Felton was the biggest driver of the Knicks’ extremely effective offense against the Heat, both as scorer (27 points, 10-for-20 shooting) and facilitator seven assists, just three turnovers). He consistently punished the Heat for overpursuit, got to the basket, and generally handled enough of the scoring load that the Knicks didn’t miss Carmelo Anthony much.
But if Miami was Felton’s best game, it was very much within the range of what he’s been so far this year. He scored 21 or better three other times, has piled on the assists at greater rates than Thursday, and his three-point shooting has been good all season.

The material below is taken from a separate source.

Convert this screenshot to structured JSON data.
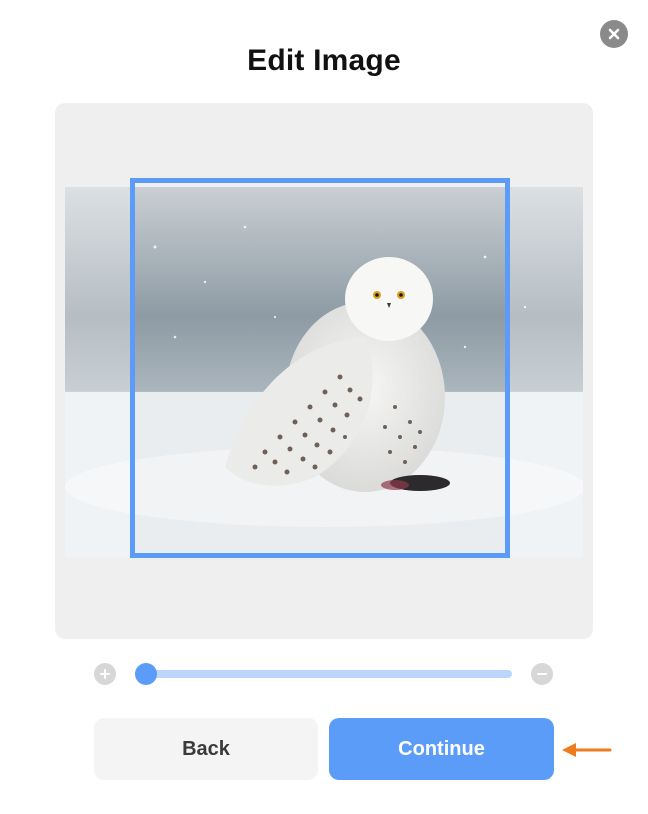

His rates are all within range of his career, too, with only the three-point accuracy (41.9 percent) representing a career high. It isn’t far off from his 38.5 percent back in 2009-10, though.
What’s fascinating about Felton isn’t the slight increase in accuracy, but that he’s doing so in significantly more volume. He’s averaging 16.1 shots per 36 minutes, with a career average of 12.7 and previous career-high of 13.2 in any season. And his 5.1 three-point attempts per 36 minutes easily outpaces his career average of 3.3, and even his previous season-high of 4.1.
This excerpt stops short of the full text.